Pellela
Pellela atravesó la plaza. Agosto en Roma. Peinada con un desenfado calculado, vestía una camiseta con remaches, el símbolo de la paz adornaba la cinturilla de sus vaqueros descoloridos.
Pellela observó a una mujer rumana tocando el acordeón. Dos niñas con faldas rosas, animadas por la música, corrían sobre los adoquines alrededor de las farolas. Pellela aplaudía a la interprete cuando una niña le pisó un pie y Pellela perdió el equilibrio, la otra niña, a la zaga de la primera, le dio un ligero empujón. Pellela dio un traspiés y un adoquín traicionero causó que su cabeza chocara contra una papelera. Su cuello quedó ligeramente desviado.
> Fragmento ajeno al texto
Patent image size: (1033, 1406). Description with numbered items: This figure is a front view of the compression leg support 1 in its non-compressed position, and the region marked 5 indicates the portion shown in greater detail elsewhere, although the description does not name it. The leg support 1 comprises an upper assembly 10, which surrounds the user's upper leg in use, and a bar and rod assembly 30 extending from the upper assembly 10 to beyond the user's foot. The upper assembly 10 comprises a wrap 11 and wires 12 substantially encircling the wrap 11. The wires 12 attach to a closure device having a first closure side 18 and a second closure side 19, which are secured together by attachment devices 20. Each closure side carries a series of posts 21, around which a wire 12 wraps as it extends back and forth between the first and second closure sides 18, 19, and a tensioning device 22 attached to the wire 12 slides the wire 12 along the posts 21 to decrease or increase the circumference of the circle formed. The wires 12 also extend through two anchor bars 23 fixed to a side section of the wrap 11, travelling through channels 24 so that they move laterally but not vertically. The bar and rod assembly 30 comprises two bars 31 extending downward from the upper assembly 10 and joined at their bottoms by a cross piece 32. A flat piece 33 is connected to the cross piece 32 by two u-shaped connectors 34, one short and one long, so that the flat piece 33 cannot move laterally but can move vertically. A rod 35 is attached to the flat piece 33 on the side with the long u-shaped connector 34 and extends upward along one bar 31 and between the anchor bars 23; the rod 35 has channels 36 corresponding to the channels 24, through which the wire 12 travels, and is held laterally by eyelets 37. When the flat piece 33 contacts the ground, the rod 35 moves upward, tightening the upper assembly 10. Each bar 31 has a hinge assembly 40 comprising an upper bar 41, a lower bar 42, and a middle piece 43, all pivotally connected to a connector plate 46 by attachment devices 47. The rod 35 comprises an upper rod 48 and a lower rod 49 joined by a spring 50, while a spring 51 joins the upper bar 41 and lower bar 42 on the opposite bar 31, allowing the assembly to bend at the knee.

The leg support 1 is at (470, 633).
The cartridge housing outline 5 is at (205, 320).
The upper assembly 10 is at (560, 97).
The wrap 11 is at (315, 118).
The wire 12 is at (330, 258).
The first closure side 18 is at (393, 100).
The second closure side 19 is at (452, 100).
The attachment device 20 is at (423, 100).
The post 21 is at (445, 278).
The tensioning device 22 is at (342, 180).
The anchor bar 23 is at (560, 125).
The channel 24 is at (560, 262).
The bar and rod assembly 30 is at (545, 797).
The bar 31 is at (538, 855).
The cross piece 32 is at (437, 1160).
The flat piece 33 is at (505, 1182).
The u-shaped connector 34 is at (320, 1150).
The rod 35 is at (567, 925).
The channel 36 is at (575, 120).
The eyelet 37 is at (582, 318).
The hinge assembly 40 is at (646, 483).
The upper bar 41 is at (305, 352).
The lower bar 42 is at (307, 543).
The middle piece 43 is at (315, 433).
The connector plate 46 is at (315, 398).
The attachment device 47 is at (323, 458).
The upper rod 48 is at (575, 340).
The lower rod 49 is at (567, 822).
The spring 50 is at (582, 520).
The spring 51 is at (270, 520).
Pellela alfombró la plaza durante al menos dos horas. Se desmontaron las terrazas, la gente cenaba ya y los turistas sacaban sus últimas fotografías. Dos "Carabinieri" se toparon con Pellela y la miraron con sorna, criticaron sus ropas remendadas, pero no repararon en la mancha carmesí que adornaba la papelera. La arrastraron hacia la esquina del callejón situado en el lateral de la Iglesia.
—Esto está lleno de drogadictos —dijo uno.
—Dejémosla ahí hasta que se le pase el mono —respondió el otro.
Pero lo único que pasó por allí fue un carterista que la despojó de su billetera y su tarjeta american express. Pellela siguió adornando los adoquines una semana más hasta que su olor la delató.